C’è una prova che supporta l’alta stima dei numeri di militanti dell’Isis fatta da Hussein. Uno studio condotto dall’Ufficio di Baghdad del Consigliere per la Sicurezza Nazionale prima dell’offensiva dell’Isis,dimostrava che, quando 100 jihadisti arrivavano in un distretto, di solito reclutavano un numero di persone 5 o 10 volte superiore al loro numero originario. Ci sono rapporti che parlano di molti giovani uomini che si sono offerti volontariamente di combattere per l’Isis quando il movimento era nel pieno del successo dell’estate. Questo entusiasmo forse è rifluito quando gli Stati Uniti hanno iniziato gli attacchi aerei e la  serie  di vittorie dell’Isis è finita con la mancata conquista di Kobane, nella Siria settentrionale, malgrado un lungo assedio.

In una regione impoverita e con pochi posti di lavoro, anche la paga dell’Isis di 400 dollari (250 sterline) al mese è allettante. Inoltre, Hussein dice che nei luoghi che ha conquistato, l’Isis sta rimodellando la società a sua immagine, con l’obiettivo di educare le persone ad accettare la sua ideologia.

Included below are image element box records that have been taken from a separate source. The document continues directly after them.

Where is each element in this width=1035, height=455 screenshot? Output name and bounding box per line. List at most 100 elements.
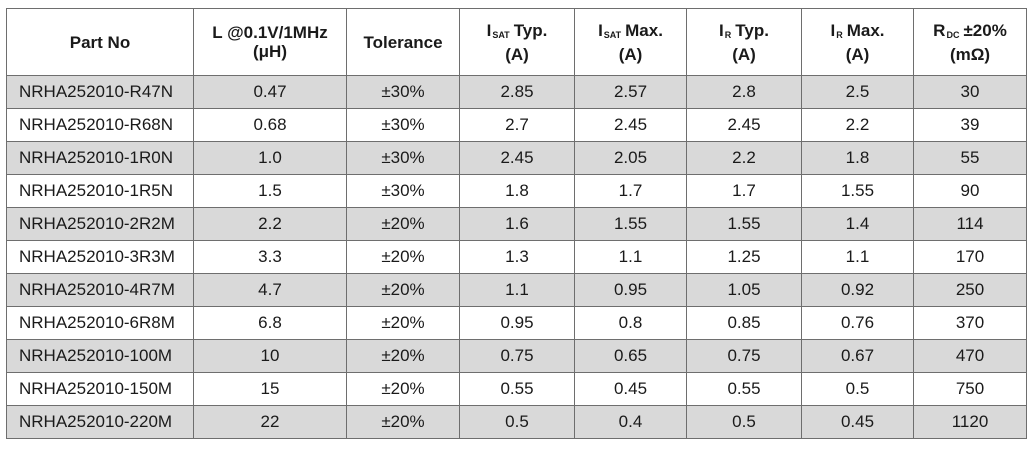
header-ir-typ: IR Typ. (A) [686,8,802,76]
cell-tolerance: ±20% [346,339,460,373]
cell-ir-typ: 2.2 [686,141,802,175]
cell-isat-typ: 1.8 [459,174,575,208]
cell-rdc: 750 [913,372,1027,406]
cell-part-number: NRHA252010-6R8M [6,306,194,340]
header-isat-typ: ISAT Typ. (A) [459,8,575,76]
cell-isat-typ: 0.75 [459,339,575,373]
cell-isat-max: 1.1 [574,240,687,274]
header-symbol: I [486,20,492,40]
cell-ir-typ: 0.85 [686,306,802,340]
header-label: Typ. [513,20,548,40]
cell-inductance: 4.7 [193,273,347,307]
table-row: NRHA252010-3R3M 3.3 ±20% 1.3 1.1 1.25 1.1 170 [6,240,1027,274]
header-symbol: I [719,20,724,40]
cell-part-number: NRHA252010-1R5N [6,174,194,208]
cell-tolerance: ±30% [346,174,460,208]
table-row: NRHA252010-1R5N 1.5 ±30% 1.8 1.7 1.7 1.55 90 [6,174,1027,208]
table-row: NRHA252010-100M 10 ±20% 0.75 0.65 0.75 0.67 470 [6,339,1027,373]
cell-ir-max: 0.76 [801,306,914,340]
header-inductance: L @0.1V/1MHz (μH) [193,8,347,76]
cell-ir-typ: 1.05 [686,273,802,307]
header-ir-max: IR Max. (A) [801,8,914,76]
cell-ir-typ: 0.5 [686,405,802,439]
header-unit: (A) [732,44,756,64]
cell-tolerance: ±20% [346,306,460,340]
table-row: NRHA252010-220M 22 ±20% 0.5 0.4 0.5 0.45 1120 [6,405,1027,439]
cell-tolerance: ±30% [346,108,460,142]
table-row: NRHA252010-R68N 0.68 ±30% 2.7 2.45 2.45 2.2 39 [6,108,1027,142]
header-unit: (A) [845,44,870,64]
cell-inductance: 15 [193,372,347,406]
cell-isat-max: 0.45 [574,372,687,406]
cell-isat-typ: 2.7 [459,108,575,142]
cell-isat-typ: 0.5 [459,405,575,439]
header-symbol: R [933,20,946,40]
cell-inductance: 2.2 [193,207,347,241]
cell-rdc: 30 [913,75,1027,109]
header-label: ±20% [963,20,1007,40]
cell-isat-typ: 0.55 [459,372,575,406]
cell-tolerance: ±20% [346,273,460,307]
cell-ir-typ: 2.8 [686,75,802,109]
header-symbol: I [598,20,603,40]
table-row: NRHA252010-2R2M 2.2 ±20% 1.6 1.55 1.55 1.4 114 [6,207,1027,241]
table-body: NRHA252010-R47N 0.47 ±30% 2.85 2.57 2.8 2.5 30 N… [6,75,1027,439]
cell-inductance: 1.0 [193,141,347,175]
cell-inductance: 6.8 [193,306,347,340]
cell-tolerance: ±20% [346,372,460,406]
cell-inductance: 0.68 [193,108,347,142]
cell-part-number: NRHA252010-150M [6,372,194,406]
cell-part-number: NRHA252010-2R2M [6,207,194,241]
cell-isat-typ: 1.1 [459,273,575,307]
cell-inductance: 22 [193,405,347,439]
cell-isat-max: 2.45 [574,108,687,142]
header-label: Max. [625,20,663,40]
cell-part-number: NRHA252010-3R3M [6,240,194,274]
cell-rdc: 170 [913,240,1027,274]
cell-rdc: 90 [913,174,1027,208]
cell-tolerance: ±20% [346,405,460,439]
cell-rdc: 470 [913,339,1027,373]
cell-inductance: 1.5 [193,174,347,208]
cell-tolerance: ±30% [346,75,460,109]
header-isat-max: ISAT Max. (A) [574,8,687,76]
cell-tolerance: ±30% [346,141,460,175]
cell-part-number: NRHA252010-220M [6,405,194,439]
header-label: Part No [69,32,131,52]
header-tolerance: Tolerance [346,8,460,76]
header-row: Part No L @0.1V/1MHz (μH) Tolerance ISAT… [6,8,1027,76]
cell-isat-typ: 1.3 [459,240,575,274]
cell-rdc: 1120 [913,405,1027,439]
cell-tolerance: ±20% [346,207,460,241]
header-unit: (A) [618,44,643,64]
cell-ir-typ: 1.55 [686,207,802,241]
cell-part-number: NRHA252010-R68N [6,108,194,142]
cell-rdc: 39 [913,108,1027,142]
cell-isat-typ: 0.95 [459,306,575,340]
cell-ir-max: 0.67 [801,339,914,373]
cell-inductance: 0.47 [193,75,347,109]
header-label: Tolerance [363,32,443,52]
header-subscript: SAT [492,29,510,40]
cell-isat-max: 2.57 [574,75,687,109]
cell-ir-max: 2.5 [801,75,914,109]
header-subscript: DC [946,29,960,40]
cell-ir-max: 1.8 [801,141,914,175]
table-row: NRHA252010-150M 15 ±20% 0.55 0.45 0.55 0.5 750 [6,372,1027,406]
cell-isat-max: 0.65 [574,339,687,373]
cell-part-number: NRHA252010-4R7M [6,273,194,307]
header-label: Max. [846,20,885,40]
cell-ir-typ: 0.55 [686,372,802,406]
cell-part-number: NRHA252010-100M [6,339,194,373]
cell-ir-max: 1.55 [801,174,914,208]
header-subscript: R [836,29,843,40]
cell-isat-max: 1.7 [574,174,687,208]
cell-isat-typ: 2.45 [459,141,575,175]
header-unit: (mΩ) [949,44,991,64]
cell-part-number: NRHA252010-R47N [6,75,194,109]
table-row: NRHA252010-4R7M 4.7 ±20% 1.1 0.95 1.05 0.92 250 [6,273,1027,307]
table-row: NRHA252010-1R0N 1.0 ±30% 2.45 2.05 2.2 1.8 55 [6,141,1027,175]
cell-tolerance: ±20% [346,240,460,274]
cell-ir-max: 2.2 [801,108,914,142]
header-rdc: RDC ±20% (mΩ) [913,8,1027,76]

I curdi hanno recuperato la loro autostima in campo militare sapendo di essere appoggiati dagli Stati Uniti e dall’Iran. I peshmerga si sono ripresi alcune città che avevano perduto in agosto, in particolare Zumar, vicina al confine siriano, ma non Tal Afar e Sinjar, dove 8.500 Yazidi sono ancora sotto assedio in cima alla loro montagna. Ci sono però dei limiti riguardo al punto fino al quale i curdi sono disposti ad avanzare. Hussein dice che i curdi possono aiutare un esercito iracheno, supponendo che se ne crei uno non-settario, ma “i curdi non possono liberare le zone arabe sunnite.”

Questo è il grosso problema che deve affrontare una controffensiva contro l’Isis da parte di Baghdad o dei curdi: i 5 o 6 milioni di arabi sunniti in Iraq la considereranno diretta contro tutta la loro comunità. Finora gli Stati Uniti hanno sperato di ripetere il loro successo ottenuto tra il 2006 e il 2008 quando hanno messo molti sunniti contro al-Qaida in Iraq. Hussein elenca i motivi per cui ripetere questo successo sarà molto difficile: gli Americani allora avevano 150.000 soldati in Iraq per appoggiare i capi tribali contrari ad al-Qaida. L’Isis punirà selvaggiamente chiunque si opponga. “Abbiamo visto che cosa è successo ad Anbar alla tribù Albu Nimr [che era insorta contro l’Isis]. Hanno resistito coraggiosamente ai terroristi, ma 500 sono stati uccisi. E’ stato un disastro.”

Nel complesso, Hussein dice che non vede alcun segno convincente di opposizione da parte degli arabi sunniti. Molti di loro forse sono scontenti, specialmente a Mosul, ma questo non si traduce in un’opposizione efficace. Non è neanche chiaro quale forza esterna potrebbe organizzare la resistenza. L’esercito iracheno potrebbe essere accettabile nelle zone sunnite, ma solo se verrà ricostituito in modo da non essere dominato dagli sciiti.